Hou Jingming, Saad Saidah, Omar Nazlia
Faculty of Information Science and Technology, Universiti Kebangsaan Malaysia, Bangi, Selangor, Malaysia.
PeerJ Comput Sci. 2024 May 31;10:e2022. doi: 10.7717/peerj-cs.2022. eCollection 2024.
Our study focuses on Traditional Chinese Medical (TCM) named entity recognition (NER), which involves identifying and extracting specific entity names from TCM record. This task has significant implications for doctors and researchers, as it enables the automated identification of relevant TCM terms, ultimately enhancing research efficiency and accuracy. However, the current Bidirectional Encoder Representations from Transformers-Long Short Term Memory-Conditional Random Fields (BERT-LSTM-CRF) model for TCM NER is constrained by a traditional structure, limiting its capacity to fully harness the advantages provided by Bidirectional Encoder Representations from Transformers (BERT) and long short term memory (LSTM) models. Through comparative experiments, we also observed that the straightforward superimposition of models actually leads to a decrease in recognition results. To optimize the structure of the traditional BERT-BiLSTM-CRF model and obtain more effective text representations, we propose the Dyn-Att Net model, which introduces dynamic attention and a parallel structure. By integrating BERT and LSTM models with the dynamic attention mechanism, our model effectively captures semantic, contextual, and sequential relations within text sequences, resulting in high accuracy. To validate the effectiveness of our model, we compared it with nine other models in TCM dataset namely the publicly available PaddlePaddle dataset. Our Dyn-Att Net model, based on BERT, outperforms the other models, achieving an F1 score of 81.91%, accuracy of 92.06%, precision of 80.26%, and recall of 83.76%. Furthermore, its robust generalization capability is substantiated through validation on the APTNER, MSRA, and EduNER datasets. Overall, the Dyn-Att Net model not only enhances NER accuracy within the realm of traditional Chinese medicine, but also showcases considerable potential for cross-domain generalization. Moreover, the Dyn-Att Net model's parallel architecture facilitates efficient computation, contributing to time-saving efforts in NER tasks.

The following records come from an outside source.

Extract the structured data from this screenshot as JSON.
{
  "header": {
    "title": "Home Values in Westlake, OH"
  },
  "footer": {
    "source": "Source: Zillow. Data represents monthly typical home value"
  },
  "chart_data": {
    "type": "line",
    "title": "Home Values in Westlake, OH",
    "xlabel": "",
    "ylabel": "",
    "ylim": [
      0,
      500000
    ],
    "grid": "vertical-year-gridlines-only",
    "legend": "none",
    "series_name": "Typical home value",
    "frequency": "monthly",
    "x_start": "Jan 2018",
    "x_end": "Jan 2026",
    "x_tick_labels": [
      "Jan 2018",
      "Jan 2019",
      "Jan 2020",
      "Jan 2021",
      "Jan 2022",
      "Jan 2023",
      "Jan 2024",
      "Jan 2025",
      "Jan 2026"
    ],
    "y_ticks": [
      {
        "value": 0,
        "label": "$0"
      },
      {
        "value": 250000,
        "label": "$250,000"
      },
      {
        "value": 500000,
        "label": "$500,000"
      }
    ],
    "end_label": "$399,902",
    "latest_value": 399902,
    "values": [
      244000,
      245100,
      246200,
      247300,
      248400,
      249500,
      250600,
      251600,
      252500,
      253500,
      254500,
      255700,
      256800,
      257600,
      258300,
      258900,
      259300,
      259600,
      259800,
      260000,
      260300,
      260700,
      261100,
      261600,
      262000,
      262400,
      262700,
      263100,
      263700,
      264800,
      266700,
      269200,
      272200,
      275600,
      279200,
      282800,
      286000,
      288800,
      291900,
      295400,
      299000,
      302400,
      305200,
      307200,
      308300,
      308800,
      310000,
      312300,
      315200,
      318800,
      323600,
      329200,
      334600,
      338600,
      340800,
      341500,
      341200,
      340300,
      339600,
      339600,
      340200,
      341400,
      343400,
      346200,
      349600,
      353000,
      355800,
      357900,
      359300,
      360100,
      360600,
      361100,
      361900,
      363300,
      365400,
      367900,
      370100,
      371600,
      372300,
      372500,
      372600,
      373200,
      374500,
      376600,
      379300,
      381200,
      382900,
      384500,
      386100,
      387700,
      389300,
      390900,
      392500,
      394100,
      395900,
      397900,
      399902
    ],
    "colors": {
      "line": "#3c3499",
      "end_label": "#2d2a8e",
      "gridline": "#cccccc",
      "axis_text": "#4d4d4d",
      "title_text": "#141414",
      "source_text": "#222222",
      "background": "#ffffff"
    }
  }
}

我们的研究聚焦于中医命名实体识别(NER),即从中医记录中识别并提取特定实体名称。这项任务对医生和研究人员具有重要意义,因为它能实现对相关中医术语的自动识别,最终提高研究效率和准确性。然而,当前用于中医NER的双向编码器表征来自变换器-长短期记忆-条件随机场(BERT-LSTM-CRF)模型受到传统结构的限制,限制了其充分利用双向编码器表征来自变换器(BERT)和长短期记忆(LSTM)模型优势的能力。通过对比实验,我们还观察到模型的直接叠加实际上会导致识别结果下降。为了优化传统BERT-BiLSTM-CRF模型的结构并获得更有效的文本表征,我们提出了动态注意力网络(Dyn-Att Net)模型,该模型引入了动态注意力和并行结构。通过将BERT和LSTM模型与动态注意力机制相结合,我们的模型有效地捕捉了文本序列中的语义、上下文和顺序关系,从而实现了高精度。为了验证我们模型的有效性,我们将其与中医数据集中的其他九个模型进行了比较,即公开可用的飞桨数据集。我们基于BERT的Dyn-Att Net模型优于其他模型,F1分数达到81.91%,准确率为92.06%,精确率为80.26%,召回率为83.76%。此外,通过在APTNER、MSRA和EduNER数据集上的验证,证实了其强大的泛化能力。总体而言,Dyn-Att Net模型不仅提高了中医领域内的NER准确性,还展现出了相当大的跨域泛化潜力。此外,Dyn-Att Net模型的并行架构有助于高效计算,在NER任务中节省了时间。